Emerging growth company ☒
If an emerging growth company, indicate by check mark if the registrant
has elected not to use the extended transition period for complying with any new or revised financial accounting standards provided pursuant
to Section 13(a) of the Exchange Act.
Item 8.01 Other Events
Extension
of Business Combination Period to March 22, 2024
As
previously disclosed, on February 5, 2024, Arisz Acquisition Corp. (“Arisz”)
held an anual meeting of stockholders to consider, among other things, proposals to amend Arisz’s amended and restated
certificate of incorporation in order to extend the time Arisz has to complete its initial business combination up to nine (9)

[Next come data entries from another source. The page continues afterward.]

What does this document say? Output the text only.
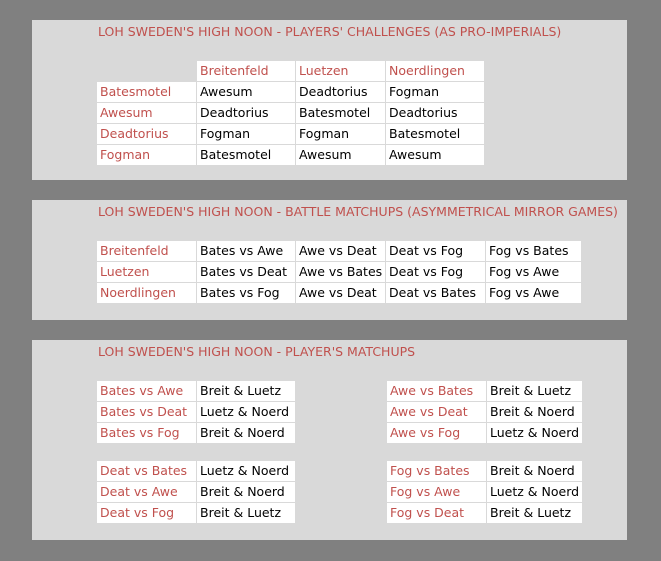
LOH SWEDEN'S HIGH NOON - PLAYERS' CHALLENGES (AS PRO-IMPERIALS)
	Breitenfeld	Luetzen	Noerdlingen
Batesmotel	Awesum	Deadtorius	Fogman
Awesum	Deadtorius	Batesmotel	Deadtorius
Deadtorius	Fogman	Fogman	Batesmotel
Fogman	Batesmotel	Awesum	Awesum
LOH SWEDEN'S HIGH NOON - BATTLE MATCHUPS (ASYMMETRICAL MIRROR GAMES)
Breitenfeld	Bates vs Awe	Awe vs Deat	Deat vs Fog	Fog vs Bates
Luetzen	Bates vs Deat	Awe vs Bates	Deat vs Fog	Fog vs Awe
Noerdlingen	Bates vs Fog	Awe vs Deat	Deat vs Bates	Fog vs Awe
LOH SWEDEN'S HIGH NOON - PLAYER'S MATCHUPS
Bates vs Awe	Breit & Luetz
Bates vs Deat	Luetz & Noerd
Bates vs Fog	Breit & Noerd
Awe vs Bates	Breit & Luetz
Awe vs Deat	Breit & Noerd
Awe vs Fog	Luetz & Noerd
Deat vs Bates	Luetz & Noerd
Deat vs Awe	Breit & Noerd
Deat vs Fog	Breit & Luetz
Fog vs Bates	Breit & Noerd
Fog vs Awe	Luetz & Noerd
Fog vs Deat	Breit & Luetz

times, with each extension allowing for an additional one (1) month period, from February 22, 2024 to November 24, 2024, provided
that Arisz contributes to the trust account established at the closing of Arisz’s initial public offering for the benefit of
its public stockholders (the “Trust Account”) the amount of
$120,000 for each one-month extension, paid on a month-to-month and as-needed basis. At the meeting, the requisite
number of stockholders voted in favor of these proposals.
Also, as previously
disclosed, in connection with the February 5, 2024 annual meeting, 777,050 shares of Common Stock were tendered for redemption. As a result,
approximately $8.59 million (approximately $11.05 per share) was removed from Arisz’s Trust Account to pay such holders, taking into account additional allocation of payments to cover certain tax obligations of Arisz. Following redemptions, Arisz has 4,378,704 shares of Common Stock outstanding, and approximately $26.3
million in the Trust Account.
On February 9, 2024, Arisz received notice from its sponsor, Arisz Investment
LLC (the “Sponsor”), that it was extending the time available to Arisz to consummate its initial business combination
from February 22, 2024 to March 22, 2024 (the “February 2024 Extension”). In
connection with the February 2024 Extension, on February 16, 2024, the Sponsor deposited $120,000 into the Trust Account, on behalf
of Arisz, thereby extending the period of time for Arisz to consummate a business combination to March 22, 2024.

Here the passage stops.